Every time you make an inquiry for a new line of credit, it shows up on your credit score. Having 1-2 inquiries is okay, but more than that and it starts to affect your credit score.

Whenever you do apply for new credit, shop smart. If your score and history is cleaned up and rising every month, there’s no need for you to accept a credit offer with an unusually high interest rate or large annual fee.

Is a Credit Counselor or Debt Consolidation a Good Option?

In some cases, they are wise options – but not for everybody. Basically, if you can handle it on your own without a debt counselor or consolidation loan, then it’s better to do it that way.

But some people simply aren’t good at managing money or their credit, so having a professional guide you along the way can be a real blessing that removes the stress of the situation from your life.

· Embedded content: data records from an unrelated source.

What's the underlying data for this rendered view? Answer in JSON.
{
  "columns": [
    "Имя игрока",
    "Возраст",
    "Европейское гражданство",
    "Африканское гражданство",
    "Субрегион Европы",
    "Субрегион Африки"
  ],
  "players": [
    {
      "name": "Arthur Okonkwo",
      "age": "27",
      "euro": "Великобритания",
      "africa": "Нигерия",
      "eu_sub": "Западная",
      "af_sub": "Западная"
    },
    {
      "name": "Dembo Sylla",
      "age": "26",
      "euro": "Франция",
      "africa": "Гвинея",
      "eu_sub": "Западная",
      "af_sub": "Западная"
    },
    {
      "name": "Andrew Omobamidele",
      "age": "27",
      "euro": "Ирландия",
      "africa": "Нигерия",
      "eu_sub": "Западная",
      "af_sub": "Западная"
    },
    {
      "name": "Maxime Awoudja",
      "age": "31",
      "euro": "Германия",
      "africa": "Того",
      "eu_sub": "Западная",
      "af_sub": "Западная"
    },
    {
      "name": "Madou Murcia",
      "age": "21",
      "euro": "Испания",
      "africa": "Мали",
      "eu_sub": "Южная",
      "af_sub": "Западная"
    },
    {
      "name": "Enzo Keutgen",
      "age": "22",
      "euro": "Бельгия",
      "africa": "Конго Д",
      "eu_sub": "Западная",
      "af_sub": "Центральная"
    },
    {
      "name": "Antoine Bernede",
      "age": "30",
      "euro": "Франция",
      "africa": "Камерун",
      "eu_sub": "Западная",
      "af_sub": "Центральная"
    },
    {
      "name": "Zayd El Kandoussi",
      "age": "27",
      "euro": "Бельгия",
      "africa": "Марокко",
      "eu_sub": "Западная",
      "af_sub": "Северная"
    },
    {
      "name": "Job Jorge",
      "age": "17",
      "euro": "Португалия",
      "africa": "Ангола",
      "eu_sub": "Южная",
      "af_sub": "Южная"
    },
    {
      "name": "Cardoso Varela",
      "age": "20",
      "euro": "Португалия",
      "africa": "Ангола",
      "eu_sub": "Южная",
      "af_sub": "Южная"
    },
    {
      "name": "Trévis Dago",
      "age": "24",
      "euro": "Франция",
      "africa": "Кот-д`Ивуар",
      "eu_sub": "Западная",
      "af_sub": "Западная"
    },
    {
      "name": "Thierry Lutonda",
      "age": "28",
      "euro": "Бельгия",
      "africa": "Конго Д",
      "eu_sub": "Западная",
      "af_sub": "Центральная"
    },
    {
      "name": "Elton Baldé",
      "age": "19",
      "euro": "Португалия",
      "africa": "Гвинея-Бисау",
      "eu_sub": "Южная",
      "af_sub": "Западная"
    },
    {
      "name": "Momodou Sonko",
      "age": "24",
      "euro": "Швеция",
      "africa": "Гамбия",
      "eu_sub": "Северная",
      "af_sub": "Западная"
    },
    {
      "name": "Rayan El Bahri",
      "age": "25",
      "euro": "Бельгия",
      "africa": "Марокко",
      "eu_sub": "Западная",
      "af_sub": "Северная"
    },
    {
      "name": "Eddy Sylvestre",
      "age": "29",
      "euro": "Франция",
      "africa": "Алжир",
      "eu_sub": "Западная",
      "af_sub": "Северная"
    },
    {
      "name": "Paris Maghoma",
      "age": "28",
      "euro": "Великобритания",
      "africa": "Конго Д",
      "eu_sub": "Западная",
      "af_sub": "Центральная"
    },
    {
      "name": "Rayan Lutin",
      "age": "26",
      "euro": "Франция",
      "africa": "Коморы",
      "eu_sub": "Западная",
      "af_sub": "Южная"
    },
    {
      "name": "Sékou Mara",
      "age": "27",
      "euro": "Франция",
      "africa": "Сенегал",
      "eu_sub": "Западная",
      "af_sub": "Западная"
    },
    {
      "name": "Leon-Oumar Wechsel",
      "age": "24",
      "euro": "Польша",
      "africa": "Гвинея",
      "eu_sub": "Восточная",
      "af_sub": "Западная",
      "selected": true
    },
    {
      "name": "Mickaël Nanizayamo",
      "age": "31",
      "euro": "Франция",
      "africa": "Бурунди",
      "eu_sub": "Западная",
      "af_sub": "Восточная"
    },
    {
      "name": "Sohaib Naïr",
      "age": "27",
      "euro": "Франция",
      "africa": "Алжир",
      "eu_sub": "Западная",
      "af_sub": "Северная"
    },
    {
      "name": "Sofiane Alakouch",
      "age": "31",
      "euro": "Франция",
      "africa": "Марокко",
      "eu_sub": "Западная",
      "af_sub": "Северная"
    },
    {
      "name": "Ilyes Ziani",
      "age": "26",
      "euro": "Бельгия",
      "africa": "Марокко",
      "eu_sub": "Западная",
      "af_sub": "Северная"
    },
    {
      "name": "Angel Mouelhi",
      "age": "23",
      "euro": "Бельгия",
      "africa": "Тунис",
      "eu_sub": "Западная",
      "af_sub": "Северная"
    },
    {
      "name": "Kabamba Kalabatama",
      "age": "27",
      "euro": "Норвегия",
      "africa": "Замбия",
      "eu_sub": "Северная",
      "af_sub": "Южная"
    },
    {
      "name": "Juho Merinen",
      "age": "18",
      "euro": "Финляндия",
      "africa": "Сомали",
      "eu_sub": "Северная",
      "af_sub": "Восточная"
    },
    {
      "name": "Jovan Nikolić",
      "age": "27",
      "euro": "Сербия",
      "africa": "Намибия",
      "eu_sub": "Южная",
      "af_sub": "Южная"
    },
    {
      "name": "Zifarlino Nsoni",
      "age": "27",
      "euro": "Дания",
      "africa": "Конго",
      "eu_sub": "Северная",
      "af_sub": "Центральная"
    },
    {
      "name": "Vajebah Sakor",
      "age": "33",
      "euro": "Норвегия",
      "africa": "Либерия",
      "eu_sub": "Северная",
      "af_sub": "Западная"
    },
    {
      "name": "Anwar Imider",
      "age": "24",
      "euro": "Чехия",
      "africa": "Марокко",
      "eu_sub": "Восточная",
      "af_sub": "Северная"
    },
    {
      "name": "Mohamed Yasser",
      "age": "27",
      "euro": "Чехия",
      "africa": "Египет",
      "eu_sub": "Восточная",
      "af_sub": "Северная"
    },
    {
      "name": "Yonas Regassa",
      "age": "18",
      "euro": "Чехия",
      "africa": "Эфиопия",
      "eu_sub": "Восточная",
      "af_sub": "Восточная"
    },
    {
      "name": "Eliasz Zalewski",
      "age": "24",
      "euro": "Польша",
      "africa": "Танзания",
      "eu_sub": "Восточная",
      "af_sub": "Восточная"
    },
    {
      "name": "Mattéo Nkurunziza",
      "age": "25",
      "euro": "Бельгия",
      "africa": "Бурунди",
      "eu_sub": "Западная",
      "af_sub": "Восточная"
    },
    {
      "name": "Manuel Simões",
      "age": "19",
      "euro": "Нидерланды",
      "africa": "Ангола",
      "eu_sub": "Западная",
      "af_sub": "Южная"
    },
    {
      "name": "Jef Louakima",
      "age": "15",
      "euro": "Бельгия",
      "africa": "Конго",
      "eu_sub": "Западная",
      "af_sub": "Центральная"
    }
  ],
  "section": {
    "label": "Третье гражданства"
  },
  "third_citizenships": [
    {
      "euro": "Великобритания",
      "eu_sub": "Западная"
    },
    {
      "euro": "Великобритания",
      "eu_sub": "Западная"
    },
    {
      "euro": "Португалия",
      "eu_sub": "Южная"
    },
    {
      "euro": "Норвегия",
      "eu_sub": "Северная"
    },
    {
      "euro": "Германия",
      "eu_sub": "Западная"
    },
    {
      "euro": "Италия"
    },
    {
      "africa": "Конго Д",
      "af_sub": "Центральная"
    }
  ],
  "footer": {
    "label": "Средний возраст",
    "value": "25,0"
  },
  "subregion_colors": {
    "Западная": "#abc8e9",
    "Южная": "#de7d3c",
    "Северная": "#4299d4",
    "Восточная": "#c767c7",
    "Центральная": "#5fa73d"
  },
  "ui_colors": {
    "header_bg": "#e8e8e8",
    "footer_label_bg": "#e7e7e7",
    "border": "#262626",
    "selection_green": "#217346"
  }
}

A credit counselor is someone who helps you make a budget and debt plan. They’ll educate you about your finances and assist you in knowing what is the best course of action.  The National Foundation for Credit Counseling is one option. They help using a low cost scale.

When you find a credit counselor, they’ll want you to bring along any pay stubs you have along with statements, a listing of assets, and a list of your monthly bills including groceries, gas, etc.

If you’re already getting collection agency calls or letters, they’ll need to see those so that they can help you get n the right track as soon as possible, because those are the most urgent ones.

The biggest thing you need to be aware of before dealing with a credit counseling service is that there are a ton of scams out there. You want to be working with a non profit agency – one who won’t cause you more harm than good when it comes to your credit score.

Debt consolidation is when you take all of your debt that’s owed and merge it into one account, typically lowering your monthly payment. This doesn’t immediately boost your credit score, though.

In fact, it can hurt it initially. Yes, you’ll lower your monthly payment – so if you can’t make your minimums, this might be an option. But it suddenly puts a hard inquiry on your credit report – plus, you now have a big installment loan on your credit report, too.

Cleaning up your credit when you’re in a rush can be frustrating and disheartening. You sometimes wish you just had a clean slate to do it all over again – better!

But that’s not how it works. The good news is, once you have your money under control, you have the opportunity to enjoy pristine credit for years to come. It’s very freeing once you’re out from under the thumb of the credit and debt monster.